O movimento ganhou força depois de críticas a decisões tomadas pela cúpula, que, na visão dos cotistas, aumentaram o risco dos investimentos sem aviso claro.
Segundo o UOL, os investidores reclamam que decisões tomadas pela atual gestão acabaram colocando em risco o dinheiro que eles colocaram na empresa.
Para eles, o risco aumentou sem que isso fosse explicado forma clara. Há ex-assessores de investimento que dizem ter investido, juntos, cerca de R$ 800 milhões na Fictor.
Esses investimentos foram feitos através de contratos de Sociedade em Conta de Participação (SCP), um modelo em que uma parte fica responsável por tocar o negócio e tomar as decisões, enquanto os outros entram com o dinheiro e assumem os riscos.
No caso da Fictor, um dos CNPJs da própria empresa é o responsável direto pela operação.
Dívidas bilionárias
No pedido apresentado à Justiça, a Fictor declarou dívidas de R$ 4,2 bilhões, distribuídas entre mais de 13 mil credores.
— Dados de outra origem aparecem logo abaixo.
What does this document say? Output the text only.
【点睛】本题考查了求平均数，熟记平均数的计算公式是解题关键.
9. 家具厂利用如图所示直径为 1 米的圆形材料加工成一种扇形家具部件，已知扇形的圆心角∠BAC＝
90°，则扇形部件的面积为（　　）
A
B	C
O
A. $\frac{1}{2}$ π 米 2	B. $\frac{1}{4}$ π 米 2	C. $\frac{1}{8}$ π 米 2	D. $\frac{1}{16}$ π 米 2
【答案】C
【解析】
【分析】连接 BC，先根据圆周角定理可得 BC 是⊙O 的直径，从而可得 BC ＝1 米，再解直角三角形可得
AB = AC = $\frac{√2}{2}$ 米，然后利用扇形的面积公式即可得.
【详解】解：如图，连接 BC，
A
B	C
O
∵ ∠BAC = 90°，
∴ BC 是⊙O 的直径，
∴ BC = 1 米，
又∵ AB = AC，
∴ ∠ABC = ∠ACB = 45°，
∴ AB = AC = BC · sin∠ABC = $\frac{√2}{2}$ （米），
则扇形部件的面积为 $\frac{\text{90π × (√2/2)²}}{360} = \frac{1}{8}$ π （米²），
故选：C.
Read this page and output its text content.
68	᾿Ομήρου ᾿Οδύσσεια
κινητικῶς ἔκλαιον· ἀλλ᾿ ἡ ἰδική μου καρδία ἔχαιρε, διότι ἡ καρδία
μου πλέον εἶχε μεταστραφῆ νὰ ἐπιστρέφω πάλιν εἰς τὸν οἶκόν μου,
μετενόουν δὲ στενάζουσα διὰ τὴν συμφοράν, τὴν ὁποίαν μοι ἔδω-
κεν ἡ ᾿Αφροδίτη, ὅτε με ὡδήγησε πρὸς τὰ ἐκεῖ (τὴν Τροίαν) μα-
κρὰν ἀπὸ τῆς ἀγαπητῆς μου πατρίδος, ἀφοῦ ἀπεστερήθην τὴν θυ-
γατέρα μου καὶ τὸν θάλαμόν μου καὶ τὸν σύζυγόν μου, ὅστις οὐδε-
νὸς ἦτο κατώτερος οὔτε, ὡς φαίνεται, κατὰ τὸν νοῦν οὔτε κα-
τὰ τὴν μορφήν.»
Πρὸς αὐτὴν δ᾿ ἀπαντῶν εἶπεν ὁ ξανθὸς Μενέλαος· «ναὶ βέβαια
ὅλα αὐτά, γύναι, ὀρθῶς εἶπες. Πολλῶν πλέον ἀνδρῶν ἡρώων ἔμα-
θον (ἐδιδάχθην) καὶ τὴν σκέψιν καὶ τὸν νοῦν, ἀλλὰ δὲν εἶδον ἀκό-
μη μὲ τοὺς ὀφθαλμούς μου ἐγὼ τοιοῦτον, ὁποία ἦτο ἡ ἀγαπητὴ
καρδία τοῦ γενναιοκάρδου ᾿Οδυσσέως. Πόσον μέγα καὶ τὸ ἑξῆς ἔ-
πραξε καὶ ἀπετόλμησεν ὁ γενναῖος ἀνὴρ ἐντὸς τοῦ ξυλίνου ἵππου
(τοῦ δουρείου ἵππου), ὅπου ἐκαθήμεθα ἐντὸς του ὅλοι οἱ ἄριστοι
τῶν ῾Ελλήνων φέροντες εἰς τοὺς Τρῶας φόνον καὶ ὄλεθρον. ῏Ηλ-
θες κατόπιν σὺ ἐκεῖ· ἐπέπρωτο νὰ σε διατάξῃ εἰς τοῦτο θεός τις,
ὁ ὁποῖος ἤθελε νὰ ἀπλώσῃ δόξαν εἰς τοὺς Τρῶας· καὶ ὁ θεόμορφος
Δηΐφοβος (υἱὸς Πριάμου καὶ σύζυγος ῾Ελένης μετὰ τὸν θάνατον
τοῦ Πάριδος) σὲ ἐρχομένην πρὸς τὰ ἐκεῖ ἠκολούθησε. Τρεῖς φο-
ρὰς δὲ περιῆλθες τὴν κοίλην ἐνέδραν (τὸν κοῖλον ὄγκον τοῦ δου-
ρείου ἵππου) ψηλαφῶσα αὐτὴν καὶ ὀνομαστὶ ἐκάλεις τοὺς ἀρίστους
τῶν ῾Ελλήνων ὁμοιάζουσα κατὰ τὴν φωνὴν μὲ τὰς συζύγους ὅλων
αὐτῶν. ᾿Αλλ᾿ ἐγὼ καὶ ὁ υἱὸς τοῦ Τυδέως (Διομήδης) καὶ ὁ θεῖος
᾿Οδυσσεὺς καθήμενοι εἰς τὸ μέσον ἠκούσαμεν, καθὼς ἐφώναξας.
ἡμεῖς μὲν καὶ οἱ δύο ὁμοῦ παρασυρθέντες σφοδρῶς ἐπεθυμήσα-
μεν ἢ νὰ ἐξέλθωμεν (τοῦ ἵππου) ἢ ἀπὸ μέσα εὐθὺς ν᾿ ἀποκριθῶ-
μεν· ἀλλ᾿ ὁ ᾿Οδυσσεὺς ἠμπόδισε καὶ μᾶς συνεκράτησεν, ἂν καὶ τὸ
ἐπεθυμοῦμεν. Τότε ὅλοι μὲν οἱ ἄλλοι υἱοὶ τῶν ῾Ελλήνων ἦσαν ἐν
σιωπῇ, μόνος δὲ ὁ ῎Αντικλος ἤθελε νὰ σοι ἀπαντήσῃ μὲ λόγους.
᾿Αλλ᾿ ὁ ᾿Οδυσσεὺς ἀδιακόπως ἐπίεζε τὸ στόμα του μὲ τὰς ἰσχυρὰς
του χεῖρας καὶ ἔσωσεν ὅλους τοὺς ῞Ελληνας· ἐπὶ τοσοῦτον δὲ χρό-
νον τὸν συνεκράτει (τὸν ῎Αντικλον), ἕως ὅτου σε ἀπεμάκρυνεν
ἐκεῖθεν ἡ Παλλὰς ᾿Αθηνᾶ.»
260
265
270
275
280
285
Aproximadamente 12 mil são detentores de contratos SCP, que somam cerca de R$ 2,5 bilhões, o equivalente a mais da metade do passivo informado.
O UOL também diz que a empresa encaminhou distratos de contratos SCP com datas retroativas. Na quinta-feira (05), investidores receberam e-mails com documentos de “rescisão amigável”. Apesar do envio recente, os textos mostram que a “rescisão” foi firmada em janeiro de 2026.
Parte dos cotistas optou por não assinar os documentos, que incluíam cláusulas de confidencialidade.
Qual a estratégia?
A ideia é processar a Fictor individualmente. Se a recuperação judicial for aceita, a estratégia é se unir para ter maioria na assembleia de credores, comandar as negociações e tentar tirar o CEO do cargo.
Também está no radar a criação de um modelo de gestão com participação direta dos credores. Na terça-feira, a Justiça deu os primeiros passos no caso.
O juiz, Adler Nobre, suspendeu temporariamente ações e bloqueios contra a empresa e mandou um perito analisar os documentos, inclusive para verificar possíveis irregularidades.